GM-CSF regulates ILC states and myeloid cell signaling during ulceration in Crohns disease

Macrophage (M-), granulocyte (G-), and granulocyte-macrophage (GM-) colony-stimulating factors (CSFs) regulate myeloid cell function, yet their relative roles during inflammation remain poorly defined. To uncover how CSFs shape spatial immune niches in Crohns disease, we performed Xenium single-cell spatial transcriptomics on ileal tissues, revealing cell-type-specific expression and source-target interactions for each CSF. GM-CSF, unlike M-CSF or G-CSF, was locally enriched in ulcerated regions where lymphocytes adjacent to macrophage aggregates signaled through STAT5 phosphorylation.
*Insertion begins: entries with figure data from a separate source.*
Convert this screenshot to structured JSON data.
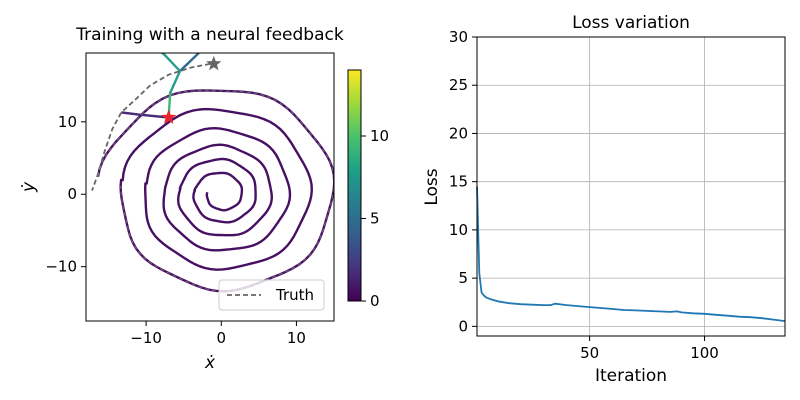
{
  "chart_data": [
    {
      "type": "line",
      "title": "Training with a neural feedback",
      "xlabel": "ẋ",
      "ylabel": "ẏ",
      "xlim": [
        -18,
        15
      ],
      "ylim": [
        -17.5,
        19.5
      ],
      "xticks": [
        -10,
        0,
        10
      ],
      "xtick_labels": [
        "−10",
        "0",
        "10"
      ],
      "yticks": [
        -10,
        0,
        10
      ],
      "ytick_labels": [
        "−10",
        "0",
        "10"
      ],
      "grid": false,
      "legend": {
        "placement": "lower right",
        "entries": [
          "Truth"
        ]
      },
      "series": [
        {
          "name": "Truth",
          "style": "dashed",
          "color": "#666666",
          "points": [
            [
              -1.5,
              18.0
            ],
            [
              -4,
              17.5
            ],
            [
              -7,
              16.5
            ],
            [
              -9.5,
              15.0
            ],
            [
              -11.5,
              13.0
            ],
            [
              -13.3,
              11.3
            ],
            [
              -14.5,
              9.0
            ],
            [
              -15.5,
              6.0
            ],
            [
              -16.5,
              2.5
            ],
            [
              -17.2,
              0.5
            ]
          ]
        },
        {
          "name": "",
          "style": "solid",
          "colormap": "viridis",
          "description_of_color": "loss-colored trajectory",
          "spiral": {
            "turns": [
              {
                "r_start": 16.0,
                "r_end": 13.0
              },
              {
                "r_start": 13.0,
                "r_end": 10.0
              },
              {
                "r_start": 10.0,
                "r_end": 7.5
              },
              {
                "r_start": 7.5,
                "r_end": 5.5
              },
              {
                "r_start": 5.5,
                "r_end": 3.5
              },
              {
                "r_start": 3.5,
                "r_end": 1.8
              }
            ],
            "center": [
              0,
              0
            ]
          },
          "lead_in": [
            [
              -13.3,
              11.3
            ],
            [
              -11,
              11.0
            ],
            [
              -7,
              10.6
            ]
          ],
          "upper_branch": [
            [
              -7,
              10.6
            ],
            [
              -6.8,
              14
            ],
            [
              -5.5,
              17
            ],
            [
              -3,
              19.5
            ]
          ]
        }
      ],
      "markers": [
        {
          "name": "start",
          "x": -1.0,
          "y": 18.0,
          "color": "#666666",
          "shape": "star"
        },
        {
          "name": "learned-start",
          "x": -7.0,
          "y": 10.6,
          "color": "#e8252c",
          "shape": "star"
        }
      ],
      "colorbar": {
        "colormap": "viridis",
        "range": [
          0,
          14
        ],
        "ticks": [
          0,
          5,
          10
        ],
        "tick_labels": [
          "0",
          "5",
          "10"
        ]
      }
    },
    {
      "type": "line",
      "title": "Loss variation",
      "xlabel": "Iteration",
      "ylabel": "Loss",
      "xlim": [
        1,
        135
      ],
      "ylim": [
        -1,
        30
      ],
      "xticks": [
        50,
        100
      ],
      "xtick_labels": [
        "50",
        "100"
      ],
      "yticks": [
        0,
        5,
        10,
        15,
        20,
        25,
        30
      ],
      "ytick_labels": [
        "0",
        "5",
        "10",
        "15",
        "20",
        "25",
        "30"
      ],
      "grid": true,
      "series": [
        {
          "name": "",
          "color": "#1f77b4",
          "x": [
            1,
            2,
            3,
            4,
            5,
            7,
            10,
            15,
            20,
            25,
            30,
            33,
            35,
            40,
            45,
            50,
            55,
            60,
            65,
            70,
            75,
            80,
            85,
            88,
            90,
            95,
            100,
            105,
            110,
            115,
            120,
            125,
            130,
            135
          ],
          "y": [
            14.5,
            5.5,
            3.5,
            3.2,
            3.0,
            2.8,
            2.6,
            2.4,
            2.3,
            2.25,
            2.2,
            2.2,
            2.35,
            2.2,
            2.1,
            2.0,
            1.9,
            1.8,
            1.7,
            1.65,
            1.6,
            1.55,
            1.5,
            1.55,
            1.45,
            1.35,
            1.3,
            1.2,
            1.1,
            1.0,
            0.95,
            0.85,
            0.7,
            0.55
          ]
        }
      ]
    }
  ]
}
To study functional consequences, we developed a csf2rb-/- zebrafish model of intestinal injury. Using this model, we found that loss of GM-CSF signaling exacerbated epithelial damage and inflammation, whereas recombinant human GM-CSF limited injury by restraining ILC1 expansion, sustaining ILC3 maintenance, and promoting IL-22 production. Cross-species single-cell analysis revealed conserved ILC gene modules and GM-CSF-dependent transcriptional networks linking lymphoid and myeloid populations. These findings establish GM-CSF as a critical spatial regulator of myeloid-lymphoid crosstalk and intestinal immune homeostasis in Crohns disease.